The goal of this project is to expand a Minnesota state program into a national tool for farmers and poultry companies to improve disease prevention and reporting, FFAR said. This online tool would allow producers to more easily manage flocks through farm mapping and disease reporting, which researchers believe will help improve farm biosecurity.
"Farmers and producers are often the first line of defense against invasive pests and pathogens," FFAR executive director Sally Rockey said. "They are also greatly impacted by outbreaks through animal and economic losses."
The new tool will allow companies to participate, which will fill a need to coordinate information among individual farms that send animals to a central processing location, according to the announcement. The tool will also make standard reporting procedures, such as traceback and filing with the appropriate agencies, easier for producers.
The research team is being led by principal investigator Dr. Carol Cardona, professor and B.S. Pomeroy endowed chair in avian health in the department of veterinary and biomedical sciences at the University of Minnesota. Shaun Kennedy, director of Food System Institute LLC, is a collaborator on this project.
"Responding to a foreign animal disease outbreak is complicated, and the 2014-15 outbreak of HPAI taught regulators and producers of the need for coordinating on farm and external resources and personnel," Cardona said. "The online tool we have developed helps to provide real-time guidance through the newest forms and processes in easy-to-understand language for producers and farm details needed only in an emergency for first responders. This tool provides a head start for producers and first responders that will result in faster outbreak control and recovery."

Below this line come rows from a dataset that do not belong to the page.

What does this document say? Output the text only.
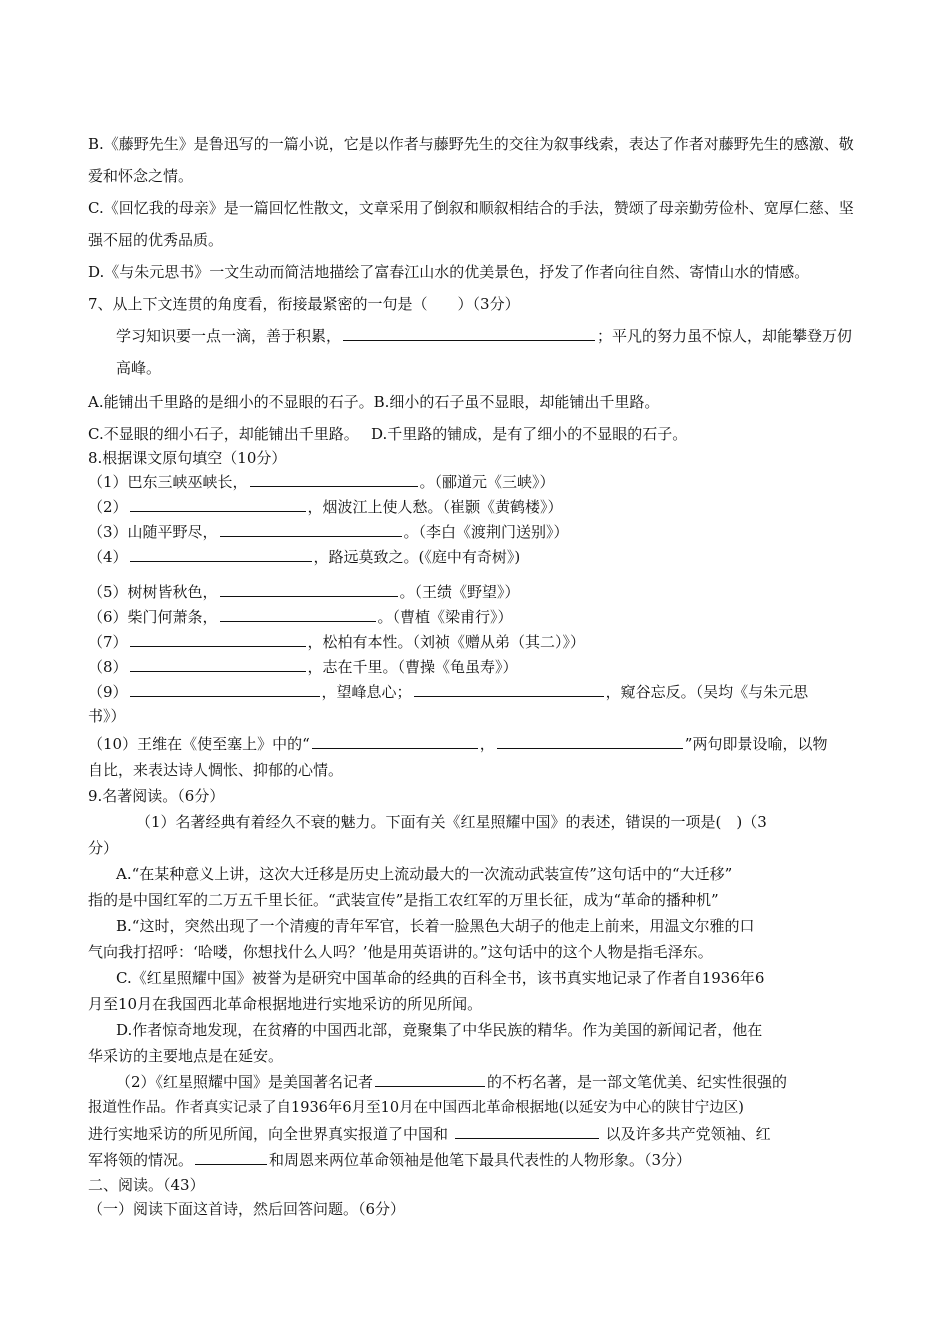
B.《藤野先生》是鲁迅写的一篇小说，它是以作者与藤野先生的交往为叙事线索，表达了作者对藤野先生的感激、敬爱和怀念之情。
C.《回忆我的母亲》是一篇回忆性散文，文章采用了倒叙和顺叙相结合的手法，赞颂了母亲勤劳俭朴、宽厚仁慈、坚强不屈的优秀品质。
D.《与朱元思书》一文生动而简洁地描绘了富春江山水的优美景色，抒发了作者向往自然、寄情山水的情感。
7、从上下文连贯的角度看，衔接最紧密的一句是（　　）（3分）
学习知识要一点一滴，善于积累，	；平凡的努力虽不惊人，却能攀登万仞高峰。
A.能铺出千里路的是细小的不显眼的石子。B.细小的石子虽不显眼，却能铺出千里路。
C.不显眼的细小石子，却能铺出千里路。　 D.千里路的铺成，是有了细小的不显眼的石子。
8.根据课文原句填空（10分）
（1）巴东三峡巫峡长，	。（郦道元《三峡》）
（2）	，烟波江上使人愁。（崔颢《黄鹤楼》）
（3）山随平野尽，	。（李白《渡荆门送别》）
（4）	，路远莫致之。(《庭中有奇树》)
（5）树树皆秋色，	。（王绩《野望》）
（6）柴门何萧条，	。（曹植《梁甫行》）
（7）	，松柏有本性。（刘祯《赠从弟（其二）》）
（8）	，志在千里。（曹操《龟虽寿》）
（9）	，望峰息心；	，窥谷忘反。（吴均《与朱元思
书》）
（10）王维在《使至塞上》中的“	，	”两句即景设喻，以物
自比，来表达诗人惆怅、抑郁的心情。
9.名著阅读。（6分）
（1）名著经典有着经久不衰的魅力。下面有关《红星照耀中国》的表述，错误的一项是(　)（3
分）
A.“在某种意义上讲，这次大迁移是历史上流动最大的一次流动武装宣传”这句话中的“大迁移”
指的是中国红军的二万五千里长征。“武装宣传”是指工农红军的万里长征，成为“革命的播种机”
B.“这时，突然出现了一个清瘦的青年军官，长着一脸黑色大胡子的他走上前来，用温文尔雅的口
气向我打招呼：‘哈喽，你想找什么人吗？’他是用英语讲的。”这句话中的这个人物是指毛泽东。
C.《红星照耀中国》被誉为是研究中国革命的经典的百科全书，该书真实地记录了作者自1936年6
月至10月在我国西北革命根据地进行实地采访的所见所闻。
D.作者惊奇地发现，在贫瘠的中国西北部，竟聚集了中华民族的精华。作为美国的新闻记者，他在
华采访的主要地点是在延安。
（2）《红星照耀中国》是美国著名记者	的不朽名著，是一部文笔优美、纪实性很强的
报道性作品。作者真实记录了自1936年6月至10月在中国西北革命根据地(以延安为中心的陕甘宁边区)
进行实地采访的所见所闻，向全世界真实报道了中国和	以及许多共产党领袖、红
军将领的情况。	和周恩来两位革命领袖是他笔下最具代表性的人物形象。（3分）
二、阅读。（43）
（一）阅读下面这首诗，然后回答问题。（6分）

Kennedy added, "Through our long-term work on food system protection at Food Systems LLC, we understand how critical it is to makes tools useful on a regular basis so that organizations utilize them and (to make them) effective when needed when events occur to mitigate the event's consequence while also ensuring the security of each organization's data. Our compliance with relevant U.S. government secure data requirements (FedRAMP) ensure that agricultural organizations, state agencies and the USDA are confident in using this new platform."
The grant was issued through the foundation's Rapid Outcomes from Agricultural Research program, an initiative designed to prevent and mitigate damage from emerging pests and pathogens through short-term research funding. Applicants are encouraged to form broad-based coalitions to increase research collaboration and maximize the mitigation potential of each grant.